From what I have seen in the Rockies inter-squad summer camp games, Nolan Arenado might just be the second coming of Christ. I swear he is hitting like 2 home runs per game or something insane like that. I don't know if he made some adjustments in the offseason, if Coors is feeling super friendly at the moment, or if something else is going on. All I know is that Nolan has been on absolute fire recently. Here's where the numbers get involved.

If he hits 2 home runs per game, and plays 60 games, he will hit 120 home runs. Pretty easy math, right? To pass Barry Bonds, he will have to hit 73 home runs, or 1.21 home runs per game. Some analytic nerds might say "Nooooo you can't just hit over a home run per game" but they are empirically wrong. Here is why:

Here is a video of Nolan Arenado hitting a home run against the Giants last year. According to ZiPS projections, Arenado will have around 4.26 plate appearances per game. If Nolan hits a home run every single time he is up to bat, he will hit 4.26 home runs per game. 4.26 is a lot greater than 1.21, as it would end up being around 256 home runs in the season.

Of course I am joking. This is very misleading. Obviously Nolan isn't going to hit 256 home runs. After all, ZiPS only projects him to play 56 of his team's 60 games. In a world where he played only 56 games, he would slug just 238 home runs. That is still 4.26 home runs per game, but just 238 home runs over the season. Fortunately, Barry Bonds only hit 73. Nolan has some room for error, but he now needs to hit over 1.3 home runs per game to keep up. We also need to add some more adjustments. 

Here is a video of Nolan hitting a double off of former Dodger and now Blue Jay Hyun-Jin Ryu. Unfortunately, this will sometimes occur. Nolan got a bit on top of this one, a rare mistake, and it ended up just being a double. Over a long season, Nolan might get a little tired. Because of this, I will pencil him in at 20% of his at bats ending up as doubles off the wall. I know this might undersell Nolan's skill a bit, but I am trying to be as unbiased as possible. As a result of this adjustment, Nolan is now only projected to hit 3.4 home runs per game. 
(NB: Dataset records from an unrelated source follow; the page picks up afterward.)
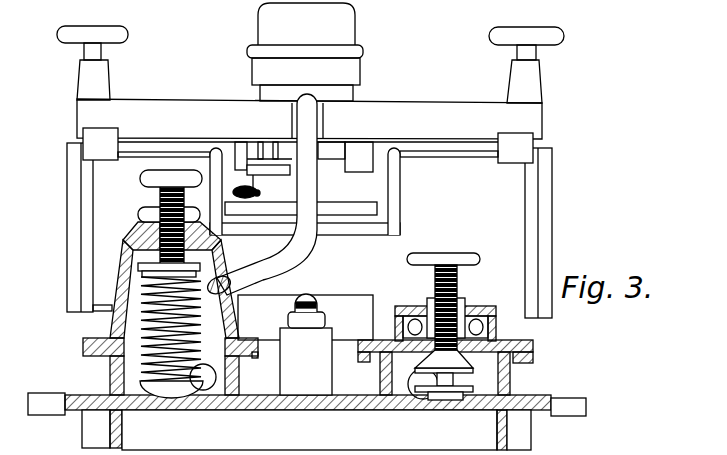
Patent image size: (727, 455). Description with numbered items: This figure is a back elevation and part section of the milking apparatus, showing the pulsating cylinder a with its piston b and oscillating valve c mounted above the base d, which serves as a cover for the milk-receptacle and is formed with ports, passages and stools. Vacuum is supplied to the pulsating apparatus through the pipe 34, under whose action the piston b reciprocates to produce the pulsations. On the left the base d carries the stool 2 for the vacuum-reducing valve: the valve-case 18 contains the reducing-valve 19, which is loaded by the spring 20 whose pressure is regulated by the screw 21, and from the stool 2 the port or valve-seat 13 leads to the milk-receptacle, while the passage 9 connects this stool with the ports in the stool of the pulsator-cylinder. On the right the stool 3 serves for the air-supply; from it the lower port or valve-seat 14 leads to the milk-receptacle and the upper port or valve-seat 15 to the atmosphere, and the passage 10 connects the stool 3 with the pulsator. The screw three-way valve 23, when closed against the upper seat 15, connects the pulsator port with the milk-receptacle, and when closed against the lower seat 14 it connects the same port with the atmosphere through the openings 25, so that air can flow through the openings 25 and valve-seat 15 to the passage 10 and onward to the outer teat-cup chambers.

The pulsating cylinder a is at (310, 210).
The piston b is at (379, 227).
The oscillating valve c is at (337, 38).
The base d is at (542, 408).
The stool 2 is at (110, 371).
The stool 3 is at (507, 371).
The passage 9 is at (217, 375).
The passage 10 is at (415, 378).
The port 13 is at (150, 397).
The port 14 is at (437, 398).
The port 15 is at (465, 352).
The valve-case 18 is at (113, 316).
The reducing-valve 19 is at (187, 390).
The spring 20 is at (143, 318).
The screw 21 is at (160, 190).
The screw three-way valve 23 is at (447, 378).
The openings 25 is at (414, 319).
The pipe 34 is at (307, 122).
What about robbed home runs? I doubt that Nolan would hit a fly ball weak enough to be robbed, but it might happen. After adjusting for robbed home runs, Nolan is now projected for just 3.35 home runs per game, but that is still quite a lot. Even for a guy like Arenado, slugging 188 home runs in a season would take a lot of effort and energy. Nolan is a very motivated guy, but he isn't perfect. Here's how to fix that: A common practice in the analytical community in reaction to a potential outlier is to simply just divide the potential outlier by 2. It doesn't really matter what the context is, but always just divide by 2. This is very important. When we divide by two, we get around 1.68 home runs per game. This is closer to our number of 1.3 and it is a very reasonable projected outcome. Over a 56 game stretch, 1.68 home runs per game will amount to 94 home runs, 21 more than what Barry Bonds hit in 2001. That is the final projection, there are no other adjustments to be made, so you should expect around 94 home runs from Nolan Arenado this season.